(Via Bad Science) Here's the curious story of what happened when clinical psychologist Dorothy Rowe was interviewed for a BBC radio show about religion. She gave a 50 minute interview in which she said that religion was bad. The BBC, in their wisdom, edited this down to 2 minutes of audio which made her sound as if she was saying religion was good. She was annoyed, and complained. The BBC admitted that they'd misrepresented her and apologized. Naughty.
But that's not the point of this post. Because the BBC not only offered Rowe an apology, they also agreed to let her write about what she really believes and put it up on bbc.co.uk. Here is the result. Oh dear. It's, well, it's confused.
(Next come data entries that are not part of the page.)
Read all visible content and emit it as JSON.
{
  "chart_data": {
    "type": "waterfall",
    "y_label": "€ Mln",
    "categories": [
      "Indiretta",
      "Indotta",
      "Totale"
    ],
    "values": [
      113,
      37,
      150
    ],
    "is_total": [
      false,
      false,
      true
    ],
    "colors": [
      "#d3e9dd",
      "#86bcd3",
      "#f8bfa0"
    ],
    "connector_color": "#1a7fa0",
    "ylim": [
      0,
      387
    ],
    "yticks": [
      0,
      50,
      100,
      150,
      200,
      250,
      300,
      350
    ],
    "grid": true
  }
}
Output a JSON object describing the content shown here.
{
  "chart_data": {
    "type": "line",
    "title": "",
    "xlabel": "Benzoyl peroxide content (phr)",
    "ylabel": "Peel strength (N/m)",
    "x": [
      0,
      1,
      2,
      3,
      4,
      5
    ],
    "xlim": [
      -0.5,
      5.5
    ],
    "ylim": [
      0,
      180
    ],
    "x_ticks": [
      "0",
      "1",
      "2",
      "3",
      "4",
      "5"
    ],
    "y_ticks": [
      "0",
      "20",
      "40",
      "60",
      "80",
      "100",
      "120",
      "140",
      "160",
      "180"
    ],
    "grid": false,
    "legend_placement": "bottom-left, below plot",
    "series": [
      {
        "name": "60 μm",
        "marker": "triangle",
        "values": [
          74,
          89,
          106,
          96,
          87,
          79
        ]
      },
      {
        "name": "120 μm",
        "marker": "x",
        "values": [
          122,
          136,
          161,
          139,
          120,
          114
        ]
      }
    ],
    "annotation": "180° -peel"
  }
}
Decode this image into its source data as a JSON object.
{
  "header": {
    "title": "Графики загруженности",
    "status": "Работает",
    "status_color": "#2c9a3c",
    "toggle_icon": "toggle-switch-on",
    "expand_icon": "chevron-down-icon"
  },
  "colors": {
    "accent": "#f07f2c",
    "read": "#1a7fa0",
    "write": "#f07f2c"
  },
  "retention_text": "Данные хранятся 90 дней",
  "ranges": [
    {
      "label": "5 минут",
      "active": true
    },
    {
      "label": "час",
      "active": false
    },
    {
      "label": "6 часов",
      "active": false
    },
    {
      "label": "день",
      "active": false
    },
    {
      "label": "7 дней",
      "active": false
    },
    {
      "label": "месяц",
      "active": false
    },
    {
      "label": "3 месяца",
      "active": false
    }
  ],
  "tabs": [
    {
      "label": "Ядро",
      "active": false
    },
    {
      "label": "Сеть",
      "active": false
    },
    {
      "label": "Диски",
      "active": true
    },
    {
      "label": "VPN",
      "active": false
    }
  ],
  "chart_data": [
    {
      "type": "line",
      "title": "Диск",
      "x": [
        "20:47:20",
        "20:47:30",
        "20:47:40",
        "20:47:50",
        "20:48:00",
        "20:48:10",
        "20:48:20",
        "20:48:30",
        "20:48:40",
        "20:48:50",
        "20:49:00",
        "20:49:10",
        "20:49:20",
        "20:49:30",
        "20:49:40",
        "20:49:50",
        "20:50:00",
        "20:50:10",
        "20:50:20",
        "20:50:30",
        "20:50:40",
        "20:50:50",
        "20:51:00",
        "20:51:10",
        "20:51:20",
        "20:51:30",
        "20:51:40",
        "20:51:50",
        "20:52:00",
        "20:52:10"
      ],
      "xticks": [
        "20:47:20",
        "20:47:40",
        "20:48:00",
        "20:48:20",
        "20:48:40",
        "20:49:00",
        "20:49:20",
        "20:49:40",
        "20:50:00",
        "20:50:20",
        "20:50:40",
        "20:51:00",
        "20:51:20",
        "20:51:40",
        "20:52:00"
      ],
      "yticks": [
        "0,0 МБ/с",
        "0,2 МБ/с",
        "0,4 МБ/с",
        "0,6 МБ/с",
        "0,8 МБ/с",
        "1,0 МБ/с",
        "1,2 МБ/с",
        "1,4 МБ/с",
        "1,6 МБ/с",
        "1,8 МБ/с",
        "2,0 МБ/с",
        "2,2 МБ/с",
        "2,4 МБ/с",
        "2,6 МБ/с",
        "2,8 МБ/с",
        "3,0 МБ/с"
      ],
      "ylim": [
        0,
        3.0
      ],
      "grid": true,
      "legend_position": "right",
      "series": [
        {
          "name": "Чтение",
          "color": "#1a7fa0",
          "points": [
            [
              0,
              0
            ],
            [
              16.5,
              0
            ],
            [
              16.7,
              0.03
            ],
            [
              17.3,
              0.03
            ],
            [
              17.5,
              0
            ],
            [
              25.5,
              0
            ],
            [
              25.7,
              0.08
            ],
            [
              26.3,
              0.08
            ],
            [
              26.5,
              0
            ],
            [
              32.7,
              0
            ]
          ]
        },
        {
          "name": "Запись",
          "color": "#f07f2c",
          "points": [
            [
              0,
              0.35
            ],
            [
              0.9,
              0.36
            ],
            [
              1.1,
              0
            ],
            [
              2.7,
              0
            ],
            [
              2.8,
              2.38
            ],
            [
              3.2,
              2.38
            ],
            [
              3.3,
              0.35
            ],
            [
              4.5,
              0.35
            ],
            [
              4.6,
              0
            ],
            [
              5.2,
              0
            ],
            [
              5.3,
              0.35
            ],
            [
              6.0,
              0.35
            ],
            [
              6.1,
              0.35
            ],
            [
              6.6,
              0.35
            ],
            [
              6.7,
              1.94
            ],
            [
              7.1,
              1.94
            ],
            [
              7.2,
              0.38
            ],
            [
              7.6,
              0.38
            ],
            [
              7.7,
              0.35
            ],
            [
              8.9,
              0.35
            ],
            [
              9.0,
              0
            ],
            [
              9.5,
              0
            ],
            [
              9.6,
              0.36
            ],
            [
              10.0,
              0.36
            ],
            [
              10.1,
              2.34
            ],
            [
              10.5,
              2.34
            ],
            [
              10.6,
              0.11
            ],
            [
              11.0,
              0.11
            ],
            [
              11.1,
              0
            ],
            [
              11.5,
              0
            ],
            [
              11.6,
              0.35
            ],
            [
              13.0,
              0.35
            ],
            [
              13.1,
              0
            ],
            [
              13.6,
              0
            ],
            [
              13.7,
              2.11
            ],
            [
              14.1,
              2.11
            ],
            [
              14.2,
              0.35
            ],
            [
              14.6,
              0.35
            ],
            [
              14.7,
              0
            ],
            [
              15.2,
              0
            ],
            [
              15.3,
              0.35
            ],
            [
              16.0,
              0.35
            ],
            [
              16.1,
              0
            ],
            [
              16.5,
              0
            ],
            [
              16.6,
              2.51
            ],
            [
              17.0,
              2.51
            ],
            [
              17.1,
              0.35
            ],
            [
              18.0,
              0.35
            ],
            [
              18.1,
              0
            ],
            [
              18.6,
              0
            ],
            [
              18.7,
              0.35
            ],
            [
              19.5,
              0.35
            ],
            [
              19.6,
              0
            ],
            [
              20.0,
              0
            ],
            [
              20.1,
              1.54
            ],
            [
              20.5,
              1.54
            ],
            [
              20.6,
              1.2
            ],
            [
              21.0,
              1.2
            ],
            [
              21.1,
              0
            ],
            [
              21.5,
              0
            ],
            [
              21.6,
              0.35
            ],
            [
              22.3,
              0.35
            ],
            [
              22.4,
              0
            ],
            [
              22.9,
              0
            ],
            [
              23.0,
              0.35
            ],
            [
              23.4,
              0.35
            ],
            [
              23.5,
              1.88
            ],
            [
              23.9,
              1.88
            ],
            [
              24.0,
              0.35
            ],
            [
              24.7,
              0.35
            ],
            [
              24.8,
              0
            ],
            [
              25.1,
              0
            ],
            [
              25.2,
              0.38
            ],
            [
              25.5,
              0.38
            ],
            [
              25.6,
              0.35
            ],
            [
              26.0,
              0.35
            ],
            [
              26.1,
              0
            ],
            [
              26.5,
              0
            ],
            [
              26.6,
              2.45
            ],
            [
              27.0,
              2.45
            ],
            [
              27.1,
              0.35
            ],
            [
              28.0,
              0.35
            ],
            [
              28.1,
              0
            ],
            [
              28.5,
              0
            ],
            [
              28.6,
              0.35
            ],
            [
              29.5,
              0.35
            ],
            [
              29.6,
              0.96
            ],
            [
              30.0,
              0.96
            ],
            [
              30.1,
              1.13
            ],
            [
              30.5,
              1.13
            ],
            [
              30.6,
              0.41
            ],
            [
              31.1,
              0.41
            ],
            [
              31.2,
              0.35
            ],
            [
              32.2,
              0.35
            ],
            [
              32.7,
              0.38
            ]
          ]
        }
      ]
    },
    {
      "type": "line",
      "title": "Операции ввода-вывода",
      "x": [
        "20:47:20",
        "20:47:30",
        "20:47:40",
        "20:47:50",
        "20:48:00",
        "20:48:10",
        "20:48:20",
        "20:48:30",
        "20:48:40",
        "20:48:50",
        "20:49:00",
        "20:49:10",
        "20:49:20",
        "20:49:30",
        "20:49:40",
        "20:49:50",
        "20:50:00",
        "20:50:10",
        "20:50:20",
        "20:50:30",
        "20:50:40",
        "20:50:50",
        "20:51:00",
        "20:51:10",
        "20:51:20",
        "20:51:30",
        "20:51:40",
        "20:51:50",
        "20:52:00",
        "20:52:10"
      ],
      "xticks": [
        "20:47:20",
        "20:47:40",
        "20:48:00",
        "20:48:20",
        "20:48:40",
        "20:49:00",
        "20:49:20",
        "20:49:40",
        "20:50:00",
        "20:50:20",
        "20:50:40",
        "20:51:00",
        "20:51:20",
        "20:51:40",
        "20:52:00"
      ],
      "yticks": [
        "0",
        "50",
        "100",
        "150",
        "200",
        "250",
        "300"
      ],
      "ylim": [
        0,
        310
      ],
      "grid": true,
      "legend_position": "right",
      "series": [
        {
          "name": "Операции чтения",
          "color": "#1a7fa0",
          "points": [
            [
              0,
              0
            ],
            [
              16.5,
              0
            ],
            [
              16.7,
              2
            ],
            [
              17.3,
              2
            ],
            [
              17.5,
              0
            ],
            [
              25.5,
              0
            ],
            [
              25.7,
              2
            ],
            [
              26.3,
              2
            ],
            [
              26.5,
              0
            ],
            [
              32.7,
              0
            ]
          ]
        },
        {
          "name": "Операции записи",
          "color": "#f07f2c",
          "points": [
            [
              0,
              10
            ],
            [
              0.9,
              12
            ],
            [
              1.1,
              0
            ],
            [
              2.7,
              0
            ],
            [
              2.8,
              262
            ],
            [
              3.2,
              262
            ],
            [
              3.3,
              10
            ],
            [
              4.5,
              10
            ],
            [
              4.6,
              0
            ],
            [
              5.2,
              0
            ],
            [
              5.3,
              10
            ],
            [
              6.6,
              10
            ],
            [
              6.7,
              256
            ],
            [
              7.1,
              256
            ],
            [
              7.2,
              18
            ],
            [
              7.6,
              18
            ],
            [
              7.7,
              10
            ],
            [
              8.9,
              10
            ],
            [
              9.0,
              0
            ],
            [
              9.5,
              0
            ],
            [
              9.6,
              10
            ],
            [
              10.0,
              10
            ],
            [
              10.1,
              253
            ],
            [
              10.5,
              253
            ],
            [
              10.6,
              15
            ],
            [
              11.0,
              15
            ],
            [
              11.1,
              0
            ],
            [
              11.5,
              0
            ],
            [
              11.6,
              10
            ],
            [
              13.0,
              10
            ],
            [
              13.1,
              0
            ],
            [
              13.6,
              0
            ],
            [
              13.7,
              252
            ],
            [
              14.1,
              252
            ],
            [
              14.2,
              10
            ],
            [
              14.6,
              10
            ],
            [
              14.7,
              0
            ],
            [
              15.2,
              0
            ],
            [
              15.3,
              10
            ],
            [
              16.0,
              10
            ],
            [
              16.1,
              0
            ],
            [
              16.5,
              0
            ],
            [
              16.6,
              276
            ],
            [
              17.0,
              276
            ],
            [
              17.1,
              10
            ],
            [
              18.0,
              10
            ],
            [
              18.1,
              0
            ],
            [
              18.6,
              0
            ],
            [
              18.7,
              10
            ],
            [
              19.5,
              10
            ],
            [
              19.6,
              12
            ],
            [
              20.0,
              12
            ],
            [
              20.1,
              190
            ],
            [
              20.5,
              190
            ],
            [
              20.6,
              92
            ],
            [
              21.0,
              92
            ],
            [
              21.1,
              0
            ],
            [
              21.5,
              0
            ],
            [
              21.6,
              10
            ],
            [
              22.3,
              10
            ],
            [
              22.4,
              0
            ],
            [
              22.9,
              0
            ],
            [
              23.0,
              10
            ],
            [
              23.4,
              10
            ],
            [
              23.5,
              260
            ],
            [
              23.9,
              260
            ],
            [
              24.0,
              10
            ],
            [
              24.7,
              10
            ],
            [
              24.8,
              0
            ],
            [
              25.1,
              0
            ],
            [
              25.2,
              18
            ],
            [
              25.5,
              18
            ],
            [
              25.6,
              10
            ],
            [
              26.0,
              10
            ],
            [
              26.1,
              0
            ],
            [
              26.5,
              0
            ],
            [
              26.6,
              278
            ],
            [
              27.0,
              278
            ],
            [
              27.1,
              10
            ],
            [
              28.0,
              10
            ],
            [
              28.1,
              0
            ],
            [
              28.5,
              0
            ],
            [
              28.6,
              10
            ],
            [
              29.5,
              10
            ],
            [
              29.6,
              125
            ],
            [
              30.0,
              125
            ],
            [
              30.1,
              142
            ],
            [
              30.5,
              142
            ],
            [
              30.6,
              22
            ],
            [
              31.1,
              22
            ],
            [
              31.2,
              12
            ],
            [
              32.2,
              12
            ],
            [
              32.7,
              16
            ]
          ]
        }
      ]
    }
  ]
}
"Neuroscience proves the existence of free will" would be an extraordinary media headline, and, perhaps even more extraordinary, it would be true.No it wouldn't Rowe - it wouldn't even mean anything. It gets worse from there on in. Read it if you can, but it's pretty bad. Not Bono-bad, but bad, especially in the way that she inserts references to the brain and to neuroscience seemingly at random which add literally nothing to her argument. Her argument being that we interpret reality, rather than directly percieving it. Which is true enough, but that idea's been around since the time of ancient Greece, where the cutting edge of neuroscience was the theory that the brain was made of semen. It's philosophy, not neuroscience.
This kind of neuro-fetishism happens a lot nowadays, but what's really weird is that Rowe is one of those psychologists who is convinced that depression (and indeed all mental illness) is not a "brain problem". Even one such as she clearly isn't immune to the lure of neuroscience explanations.